It’s 2018 and yet Ancient Greece and the works that were produced during this period continue to be consulted with lessons to teach us, as has been the case over the past two millennia.
Not everyone seems to think so, however, evidenced through the many shrinking humanities departments across the country.
“The way Australians view university is more as a practical tool,” explains Humanities 21 general manager Maeve Martyn.
“If you’re not doing something that has a direct practical application then maybe you’re wasting your time.”
She says you only need to look further afield to Europe or the US to see the many benefits of studying a broad degree, resulting in a wider set of skills including critical thinking and problem-solving, which couldn’t be more appropriate for the modern day job market, where people are estimated to change careers at least four times in their life.
So as we become more fluid as employees, with the need for skills that translate across different fields and jobs, there’s never been a better time to think broadly and critically.
This has certainly been the case for Humanities 21 founder and president Peter Acton.
Having worked as a consultant across the corporate sector for almost his entire career, with an MBA from Stanford, along with studies in Classics under his belt from Oxford University, Maeve says it is the latter that Peter finds himself drawing from time again.
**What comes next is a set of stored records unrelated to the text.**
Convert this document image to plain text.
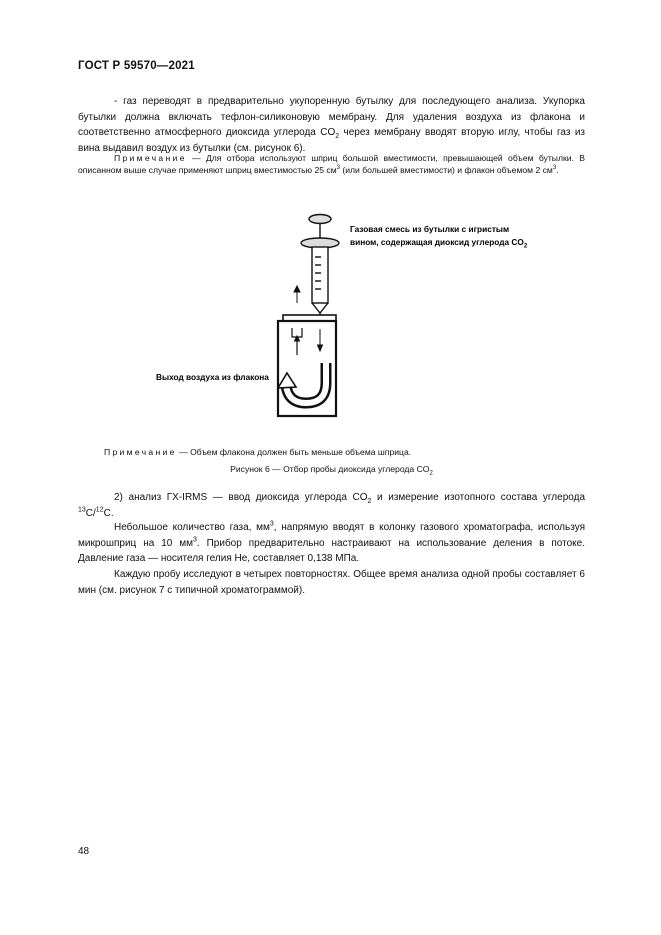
ГОСТ Р 59570—2021

- газ переводят в предварительно укупоренную бутылку для последующего анализа. Укупорка бутылки должна включать тефлон-силиконовую мембрану. Для удаления воздуха из флакона и соответственно атмосферного диоксида углерода $CO_2$ через мембрану вводят вторую иглу, чтобы газ из вина выдавил воздух из бутылки (см. рисунок 6).

Примечание — Для отбора используют шприц большой вместимости, превышающей объем бутылки. В описанном выше случае применяют шприц вместимостью 25 $см^3$ (или большей вместимости) и флакон объемом 2 $см^3$.

Газовая смесь из бутылки с игристым
вином, содержащая диоксид углерода $CO_2$
Выход воздуха из флакона

Примечание — Объем флакона должен быть меньше объема шприца.

Рисунок 6 — Отбор пробы диоксида углерода $CO_2$

2) анализ ГХ-IRMS — ввод диоксида углерода $CO_2$ и измерение изотопного состава углерода $^{13}$C/$^{12}$C.

Небольшое количество газа, $мм^3$, напрямую вводят в колонку газового хроматографа, используя микрошприц на 10 $мм^3$. Прибор предварительно настраивают на использование деления в потоке. Давление газа — носителя гелия He, составляет 0,138 МПа.

Каждую пробу исследуют в четырех повторностях. Общее время анализа одной пробы составляет 6 мин (см. рисунок 7 с типичной хроматограммой).

48
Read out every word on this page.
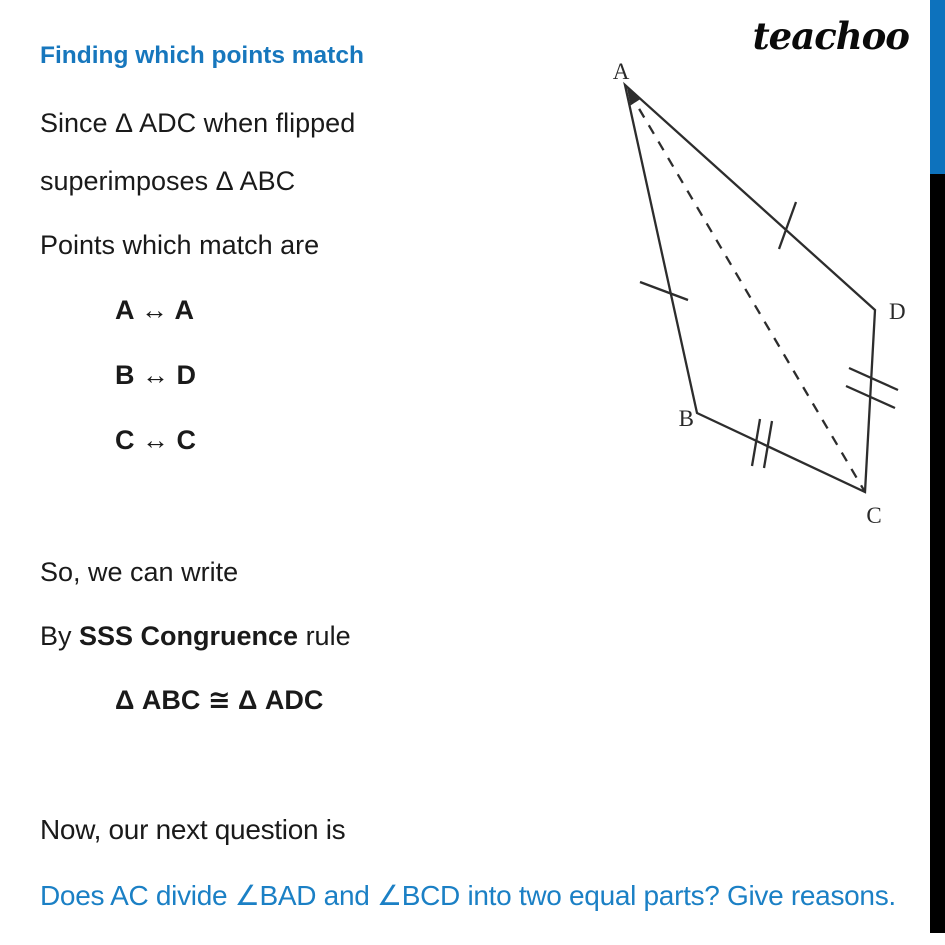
teachoo
Finding which points match
Since Δ ADC when flipped
superimposes Δ ABC
Points which match are
A ↔ A
B ↔ D
C ↔ C
So, we can write
By SSS Congruence rule
Δ ABC ≅ Δ ADC
Now, our next question is
Does AC divide ∠BAD and ∠BCD into two equal parts? Give reasons.
A
B
C
D
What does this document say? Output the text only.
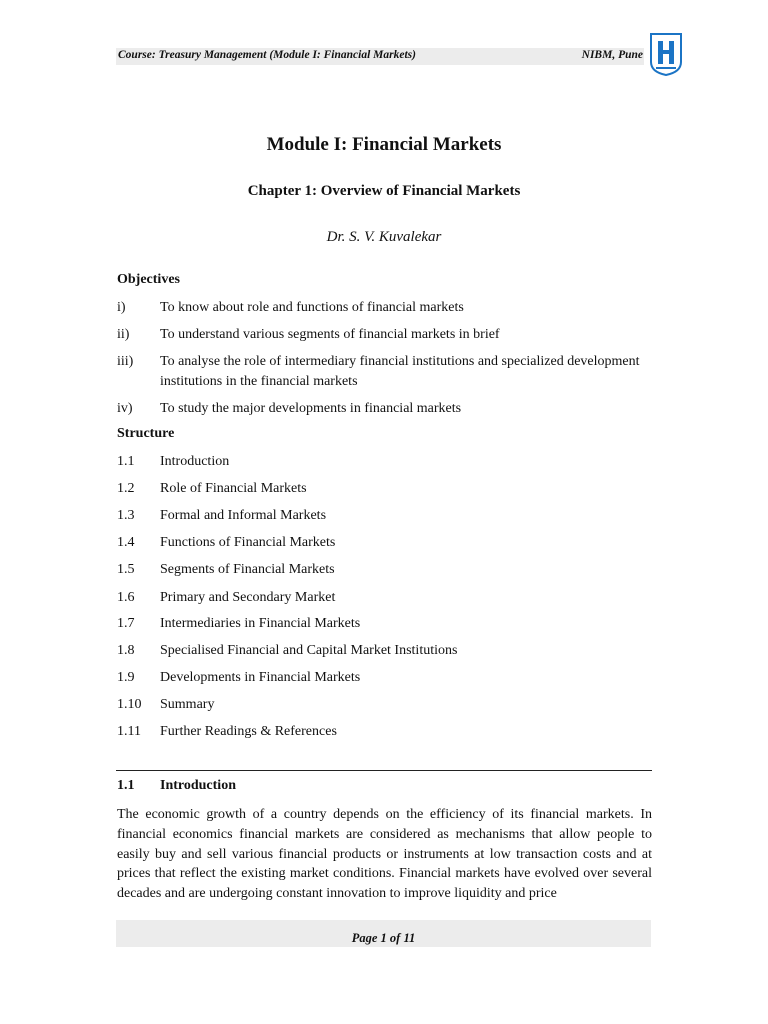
Course: Treasury Management (Module I: Financial Markets)	NIBM, Pune
Module I: Financial Markets
Chapter 1: Overview of Financial Markets
Dr. S. V. Kuvalekar
Objectives
i) To know about role and functions of financial markets
ii) To understand various segments of financial markets in brief
iii) To analyse the role of intermediary financial institutions and specialized development institutions in the financial markets
iv) To study the major developments in financial markets
Structure
1.1 Introduction
1.2 Role of Financial Markets
1.3 Formal and Informal Markets
1.4 Functions of Financial Markets
1.5 Segments of Financial Markets
1.6 Primary and Secondary Market
1.7 Intermediaries in Financial Markets
1.8 Specialised Financial and Capital Market Institutions
1.9 Developments in Financial Markets
1.10 Summary
1.11 Further Readings & References
1.1 Introduction
The economic growth of a country depends on the efficiency of its financial markets. In financial economics financial markets are considered as mechanisms that allow people to easily buy and sell various financial products or instruments at low transaction costs and at prices that reflect the existing market conditions. Financial markets have evolved over several decades and are undergoing constant innovation to improve liquidity and price
Page 1 of 11
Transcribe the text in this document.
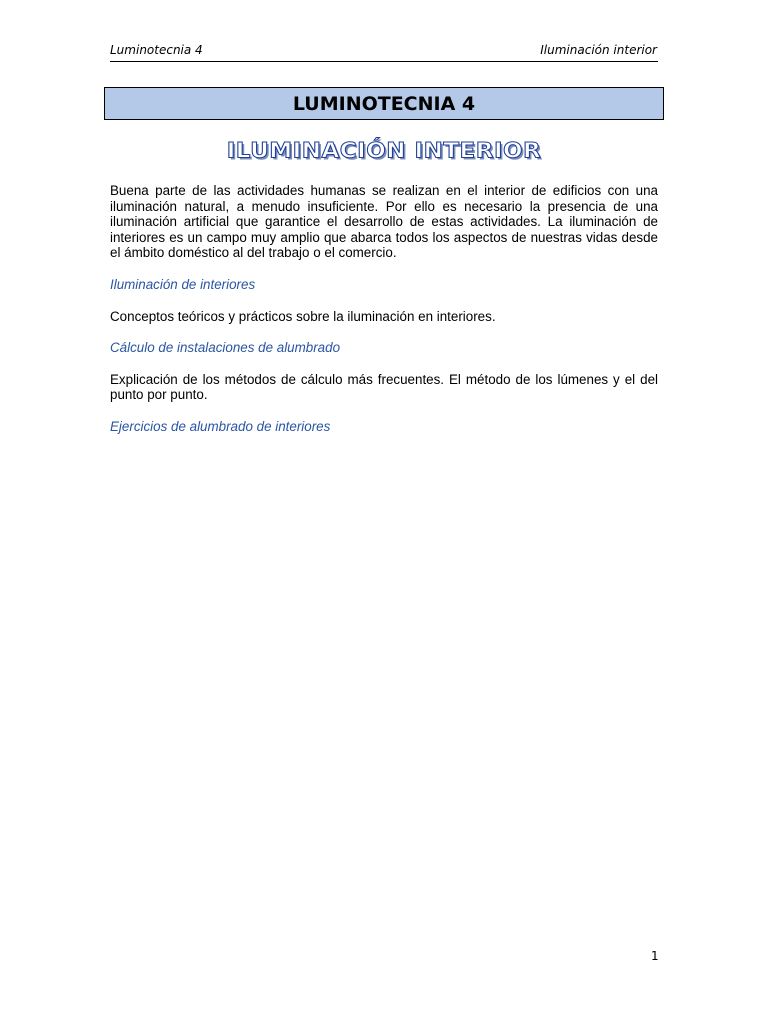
Luminotecnia 4	Iluminación interior
LUMINOTECNIA 4
ILUMINACIÓN INTERIOR

Buena parte de las actividades humanas se realizan en el interior de edificios con una iluminación natural, a menudo insuficiente. Por ello es necesario la presencia de una iluminación artificial que garantice el desarrollo de estas actividades. La iluminación de interiores es un campo muy amplio que abarca todos los aspectos de nuestras vidas desde el ámbito doméstico al del trabajo o el comercio.

Iluminación de interiores

Conceptos teóricos y prácticos sobre la iluminación en interiores.

Cálculo de instalaciones de alumbrado

Explicación de los métodos de cálculo más frecuentes. El método de los lúmenes y el del punto por punto.

Ejercicios de alumbrado de interiores

1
“Having done all this fantastic study across the world, what he found working in the corporate sector for decades really was that his education in Classics was far more useful actually than studying business. He saw that knowing about history and literature and philosophy and all the other things encompassed by the humanities really helped him to get an understanding of the way human beings work, the way societies work. If you know about history you’re able to think more clearly and more insightfully about the present and also have ideas about what the future might hold,” explains Maeve.
Which is where Ancient Greece is a stellar example.
The ancient hub of innovation, it was famously the crossroads of civilisation – the peninsula of the Mediterranean – with Greeks venturing out to live among other civilisations to observe and learn from the differences, rather than conquer and stamp out local cultures as the Romans did – a cross-germination of ideas.
Through this, writings evolved to highlight critical ideas about people and societies.
As people become more focused on the individual experience, and less on community and society as a collective, Maeve says it’s more important than ever to come back to these books and historical narratives.
“That’s why Homer actually is quite important in giving people perspective on the way our world is currently functioning, because it is all about the human condition and a journey of self-discovery.”
That’s in large part why the not-for-profit organisation has chosen to put Homer at the forefront of their next event, a three-day Festival of Homer.
Set to be hosted at the stunning Hellenic Museum from 15 – 17 June, it will be a celebration of literature, history, myths and legends with a similar format to their 2016 event, kicking off with a cocktail party, and a keynote on Why Greek Myth Matters Today, at the Kevin Club.
The following two days will be filled with events including an interview with Emily Wilson, the first female to translate the Odyssey into English, and will delve into the challenges of translating Homer for a modern audience. A debate will also take place featuring four speakers who will tackle the question Was Achilles a Hero or just a Very Naughty Boy?
Dr Heather Seabo also features in the line up, and will explore our understanding of the geography of Ancient Greece in her lecture Is Ithaka Ithaka? before a Greek barbecue lunch closes the festival.
By running such events, the organisation is looking to inspire students to study humanities as the basis of a successful career, and to give people of all ages who are interested in the humanities the chance to engage with the discipline and other like-minded individuals.
On a bigger scale, Maeve is open about their ambitions to drive change among policymakers through their advocacy, while lifting the stigma surrounding the study of humanities.
“I think the policy around shrinking arts departments and funnelling students into courses that are more skills based rather than teaching you how to think … I’d like to see that change, and hopefully we can be a part of influencing that change,” she says.
For that to happen, she says businesses need to get onboard and alter their attitudes to broaden their perceptions around what employees can bring to a role, and from where they acquire those skills.
“We’d like to see people talking about humanities in a positive light and acknowledging just how important it is for people in any occupation to have an understanding of these sorts of things; if you know about Ancient Greece you know about innovation, if you know about the Medici in Florence you know about the way banking works. If you draw those connections for people that may influence their children, their friends, their peers at work, and within businesses.”
Which is exactly what Humanities 21 endeavours to do with the Festival of Homer.
“We hope we can remind people that there are certain things about human beings that don’t change over millennia, and they’re things that we really need to remember, particularly the idea of being a good citizen and contributing to the community.”